Fashion Mogul: Christian Dior

Fashion Mogul: Christian Dior

Christian Dior (French pronunciation: [kʁistjɑ̃ djɔːʁ]) (21 January 1905 – 23 October 1957) was a French fashion designer, best known as the founder of one of the world’s top fashion houses, also called Christian Dior.

Christian Dior was born in Granville, a seaside town on the coast of France, the second of the five children of Maurice Dior, a wealthy fertilizer manufacturer (the family firm was Dior Frères), and his wife, the former Madeleine Martin. He had four siblings: Raymond (father ofFrançoise Dior), Jacqueline, Bernard, and Ginette (aka Catherine).

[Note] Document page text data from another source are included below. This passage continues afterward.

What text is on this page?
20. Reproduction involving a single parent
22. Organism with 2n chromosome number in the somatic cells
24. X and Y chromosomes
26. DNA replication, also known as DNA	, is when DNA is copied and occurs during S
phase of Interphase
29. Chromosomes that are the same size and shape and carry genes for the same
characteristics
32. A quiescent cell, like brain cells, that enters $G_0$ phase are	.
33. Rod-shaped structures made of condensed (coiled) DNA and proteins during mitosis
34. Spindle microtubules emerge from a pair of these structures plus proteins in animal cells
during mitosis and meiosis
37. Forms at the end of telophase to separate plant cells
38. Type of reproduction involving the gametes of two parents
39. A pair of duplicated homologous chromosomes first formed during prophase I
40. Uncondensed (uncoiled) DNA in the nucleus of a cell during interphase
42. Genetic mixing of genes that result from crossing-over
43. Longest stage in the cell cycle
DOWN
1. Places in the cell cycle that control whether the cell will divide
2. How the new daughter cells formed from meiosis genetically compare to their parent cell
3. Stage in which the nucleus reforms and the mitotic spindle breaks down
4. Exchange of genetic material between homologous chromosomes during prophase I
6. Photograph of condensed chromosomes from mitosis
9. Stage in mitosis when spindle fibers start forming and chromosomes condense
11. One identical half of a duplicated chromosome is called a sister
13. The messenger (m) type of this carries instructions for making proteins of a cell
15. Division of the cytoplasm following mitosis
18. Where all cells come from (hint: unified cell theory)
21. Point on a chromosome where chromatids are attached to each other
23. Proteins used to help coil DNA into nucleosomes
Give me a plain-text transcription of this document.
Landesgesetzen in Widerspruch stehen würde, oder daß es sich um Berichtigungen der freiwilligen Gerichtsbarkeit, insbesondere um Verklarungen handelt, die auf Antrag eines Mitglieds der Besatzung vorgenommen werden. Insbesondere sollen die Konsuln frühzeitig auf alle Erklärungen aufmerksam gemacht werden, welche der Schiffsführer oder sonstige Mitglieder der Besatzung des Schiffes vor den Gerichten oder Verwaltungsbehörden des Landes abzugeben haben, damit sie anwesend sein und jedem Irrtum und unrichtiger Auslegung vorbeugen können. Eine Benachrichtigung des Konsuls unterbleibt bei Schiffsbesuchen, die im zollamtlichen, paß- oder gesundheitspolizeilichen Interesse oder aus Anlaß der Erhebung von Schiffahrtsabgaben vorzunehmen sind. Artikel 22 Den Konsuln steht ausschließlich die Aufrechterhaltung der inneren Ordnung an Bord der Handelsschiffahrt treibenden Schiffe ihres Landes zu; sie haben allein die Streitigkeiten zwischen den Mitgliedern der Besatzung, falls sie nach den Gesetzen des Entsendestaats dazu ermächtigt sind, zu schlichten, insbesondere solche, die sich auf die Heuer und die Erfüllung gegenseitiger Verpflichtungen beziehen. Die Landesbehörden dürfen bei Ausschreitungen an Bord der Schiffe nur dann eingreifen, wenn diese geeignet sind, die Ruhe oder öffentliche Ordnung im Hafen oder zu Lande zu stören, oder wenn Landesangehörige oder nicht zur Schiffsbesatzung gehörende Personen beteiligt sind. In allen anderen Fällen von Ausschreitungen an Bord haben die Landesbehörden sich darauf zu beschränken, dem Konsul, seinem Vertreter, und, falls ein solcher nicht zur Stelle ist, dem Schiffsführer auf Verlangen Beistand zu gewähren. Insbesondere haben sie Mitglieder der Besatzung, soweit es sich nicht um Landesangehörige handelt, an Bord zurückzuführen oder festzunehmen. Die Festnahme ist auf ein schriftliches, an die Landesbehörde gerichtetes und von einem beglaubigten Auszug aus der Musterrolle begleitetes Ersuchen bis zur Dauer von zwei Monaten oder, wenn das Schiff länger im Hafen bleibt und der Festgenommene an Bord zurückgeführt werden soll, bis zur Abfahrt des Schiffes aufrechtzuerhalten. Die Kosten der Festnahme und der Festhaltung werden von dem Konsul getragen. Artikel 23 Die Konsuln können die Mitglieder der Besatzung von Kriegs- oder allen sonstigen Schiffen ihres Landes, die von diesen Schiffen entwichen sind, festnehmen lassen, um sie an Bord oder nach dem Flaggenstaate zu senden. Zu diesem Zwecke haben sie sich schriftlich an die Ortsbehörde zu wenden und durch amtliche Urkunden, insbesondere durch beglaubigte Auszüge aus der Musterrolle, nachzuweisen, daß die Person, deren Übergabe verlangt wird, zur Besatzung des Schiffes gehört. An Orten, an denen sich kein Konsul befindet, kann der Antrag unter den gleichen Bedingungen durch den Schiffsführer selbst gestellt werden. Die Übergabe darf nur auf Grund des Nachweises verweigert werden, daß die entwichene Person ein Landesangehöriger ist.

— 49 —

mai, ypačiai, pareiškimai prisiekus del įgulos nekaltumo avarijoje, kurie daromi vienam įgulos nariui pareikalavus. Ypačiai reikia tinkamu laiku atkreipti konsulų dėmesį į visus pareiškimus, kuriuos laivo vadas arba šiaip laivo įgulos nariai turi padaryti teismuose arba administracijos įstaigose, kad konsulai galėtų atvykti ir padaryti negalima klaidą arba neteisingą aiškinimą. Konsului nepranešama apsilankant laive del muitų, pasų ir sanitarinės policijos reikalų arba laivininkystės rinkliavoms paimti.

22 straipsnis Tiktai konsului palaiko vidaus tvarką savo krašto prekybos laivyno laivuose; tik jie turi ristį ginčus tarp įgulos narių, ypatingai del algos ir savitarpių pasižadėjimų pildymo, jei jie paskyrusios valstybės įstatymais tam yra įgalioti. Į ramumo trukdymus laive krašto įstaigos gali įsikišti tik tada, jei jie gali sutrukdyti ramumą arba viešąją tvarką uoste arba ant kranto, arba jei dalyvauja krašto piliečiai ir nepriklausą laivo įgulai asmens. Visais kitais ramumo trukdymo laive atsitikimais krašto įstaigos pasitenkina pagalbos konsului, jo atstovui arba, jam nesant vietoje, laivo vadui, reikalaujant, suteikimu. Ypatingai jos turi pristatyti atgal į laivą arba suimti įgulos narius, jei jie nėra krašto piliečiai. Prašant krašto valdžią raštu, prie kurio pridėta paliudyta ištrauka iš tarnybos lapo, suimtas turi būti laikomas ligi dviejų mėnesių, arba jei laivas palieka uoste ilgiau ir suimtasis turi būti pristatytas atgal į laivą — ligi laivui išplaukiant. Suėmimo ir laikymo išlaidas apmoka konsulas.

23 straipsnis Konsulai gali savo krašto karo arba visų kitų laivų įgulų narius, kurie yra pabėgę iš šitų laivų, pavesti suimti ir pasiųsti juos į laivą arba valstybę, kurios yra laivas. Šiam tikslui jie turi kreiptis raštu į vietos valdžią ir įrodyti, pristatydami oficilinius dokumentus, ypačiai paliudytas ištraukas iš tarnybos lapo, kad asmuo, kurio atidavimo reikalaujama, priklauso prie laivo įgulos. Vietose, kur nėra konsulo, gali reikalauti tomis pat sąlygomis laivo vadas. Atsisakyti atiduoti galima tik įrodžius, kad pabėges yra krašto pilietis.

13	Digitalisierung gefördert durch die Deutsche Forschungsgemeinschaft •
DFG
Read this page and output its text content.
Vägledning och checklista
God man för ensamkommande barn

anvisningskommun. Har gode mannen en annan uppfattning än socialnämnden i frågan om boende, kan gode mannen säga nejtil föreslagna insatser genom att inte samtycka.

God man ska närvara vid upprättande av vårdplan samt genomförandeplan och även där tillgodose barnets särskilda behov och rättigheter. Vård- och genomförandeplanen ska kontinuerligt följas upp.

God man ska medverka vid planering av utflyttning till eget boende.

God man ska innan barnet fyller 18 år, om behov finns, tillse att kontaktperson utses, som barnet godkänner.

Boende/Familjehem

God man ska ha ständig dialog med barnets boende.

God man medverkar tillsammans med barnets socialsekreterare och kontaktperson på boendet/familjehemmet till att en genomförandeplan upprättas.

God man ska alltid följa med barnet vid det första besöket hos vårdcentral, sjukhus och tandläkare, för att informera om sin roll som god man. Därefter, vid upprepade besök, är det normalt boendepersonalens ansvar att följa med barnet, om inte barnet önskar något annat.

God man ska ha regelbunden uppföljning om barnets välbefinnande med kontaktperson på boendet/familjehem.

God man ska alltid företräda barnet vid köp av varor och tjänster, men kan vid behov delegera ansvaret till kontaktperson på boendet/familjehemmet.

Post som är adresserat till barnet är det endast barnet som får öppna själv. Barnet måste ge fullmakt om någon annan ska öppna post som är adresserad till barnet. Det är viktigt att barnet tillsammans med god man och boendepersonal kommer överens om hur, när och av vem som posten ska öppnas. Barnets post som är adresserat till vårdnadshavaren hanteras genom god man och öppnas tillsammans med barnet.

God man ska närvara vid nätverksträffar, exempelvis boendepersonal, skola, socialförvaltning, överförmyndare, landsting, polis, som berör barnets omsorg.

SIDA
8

Christian’s family had hopes he would become a diplomat, but Dior was artistic and wished to be involved in fashion. To make money, he sold his fashion sketches outside his house for about 10 cents each. In 1928 after leaving school he received money from his father to finance a small art gallery, where he and a friend sold art by the likes of Pablo Picasso.

After a financial disaster that resulted in his father losing control of Dior Frères, Christian Dior was forced to close the gallery. From the 1930s to the 1940s he worked with fashion designer Robert Piguet until being called up for military service. In 1942, having left the Army, Dior joined the fashion house of Lucien Lelong, where he and Pierre Balmain were the primary designers. For the duration of World War II, Christian Dior, as an employee of Lelong—who labored to preserve the French fashion industry during wartime for economic and artistic reasons—dressed the wives of the Nazi officers and French collaborators, as did other fashion houses that remained in business during the war, including Jean Patou, Jeanne Lanvin, and Nina Ricci. While her brother dressed Nazi wives, Dior’s sister Catherine (1917—2008) served as a member of the French Resistance, was captured by the Gestapo, and sent to the Ravensbrück concentration camp; she was liberated in May 1945.

On 16 December 1946 Dior founded his fashion house, backed by Marcel Boussac, a cotton-fabric magnate. The actual name of the line of his first collection, presented in early 1947, was Corolle (literally the botanical term corolla or circlet of flower petals in English), but the phrase New Look was coined for it by Carmel Snow, the editor-in-chief of Harper’s Bazaar. Dior’s designs were more voluptuous than the boxy, fabric-conserving shapes of the recent World War II styles, influenced by the rations on fabric.[5] He was a master at creating shapes and silhouettes; Dior is quoted as saying “I have designed flower women.” His look employed fabrics lined predominantly with percale, boned, bustier-style bodices, hip padding, wasp-waisted corsets and petticoats that made his dresses flare out from the waist, giving his models a very curvaceous form.